Digital Color

Color always seemed an unnecessary extra to me. During all of my studies the main focus was to draw objects and spaces fast and effective, to then maybe use some tones to work it up a little. I did do some small experiments and made some coloured drawings for friends, which were fun, but I never really understood what I was doing.

Now that I’m taking the time to study the fundamentals of art, I couldn’t avoid this anymore. When looking for resources and lessons on this subject you mainly bump in all sorts of brush painting methods. I wasn’t comfortable with this because that would have meant that I had to learn even another medium. Instead I wanted it to support what I already could do, which is solid linework. Knowing that I really like comic book art, I ended up studying digital colouring in a more comic book way. The main tool I used for this was my iPad Pro. Which was severely underused until now.

While I could have gone over existing black and white artwork, I started from the ground up. The portraits above show some insight in the process. I usually started from a rough, to refined lines, to flat colours, to shadows and lastly lights. The video underneath shows the entire workflow that goes in to it.

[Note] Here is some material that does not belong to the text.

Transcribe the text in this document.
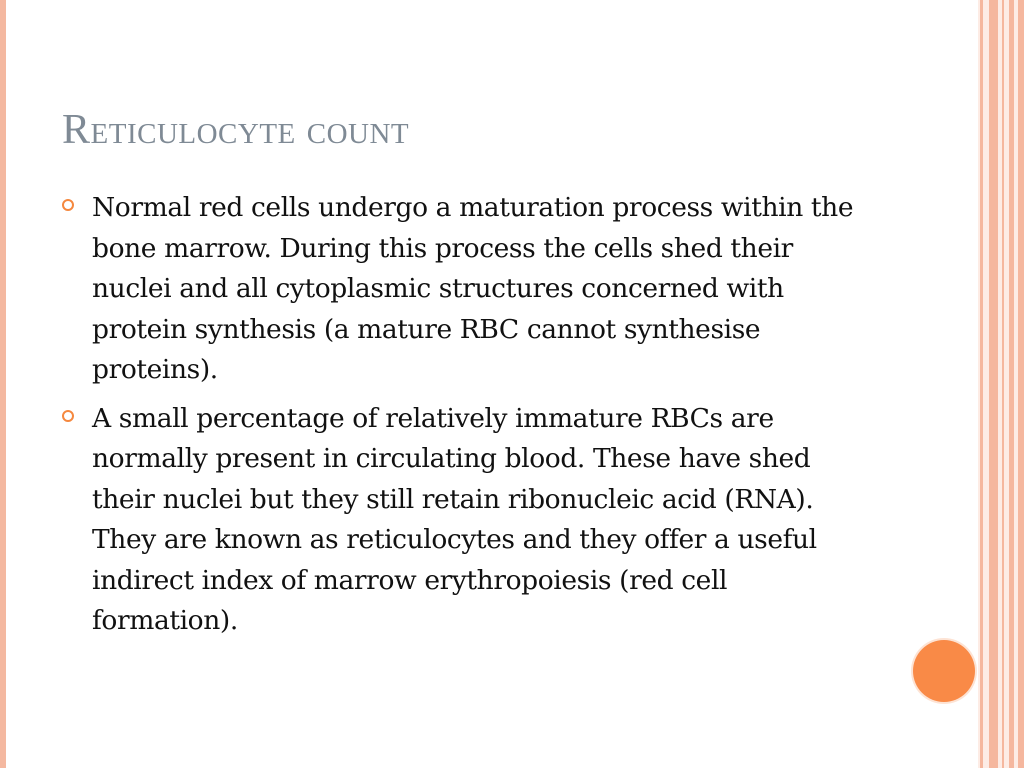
Reticulocyte count
Normal red cells undergo a maturation process within the bone marrow. During this process the cells shed their nuclei and all cytoplasmic structures concerned with protein synthesis (a mature RBC cannot synthesise proteins).
A small percentage of relatively immature RBCs are normally present in circulating blood. These have shed their nuclei but they still retain ribonucleic acid (RNA). They are known as reticulocytes and they offer a useful indirect index of marrow erythropoiesis (red cell formation).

From portraits I went on to figure drawing. For some reason I chose dynamic dancing poses. The main thing that became clear to me with light, shadow and color, is that it isn’t just about picking a color a bit darker or lighter. All Colors are result from a certain type of light bouncing on top of a surface towards our eyes. some elements are warmer, colder or change in saturation. The handy thing about working digital is you iterate and test out many variations.

By going deeper in to procreate I discovered a “liquify” function. With this you can make more abstract marble like textures. Something close to 2 paintings I once did.  I always pondered how I could use this in combination with my figurative work. With some playing around in the app I managed to extract the interesting shadow shapes and use them as a basis for the flow of colors.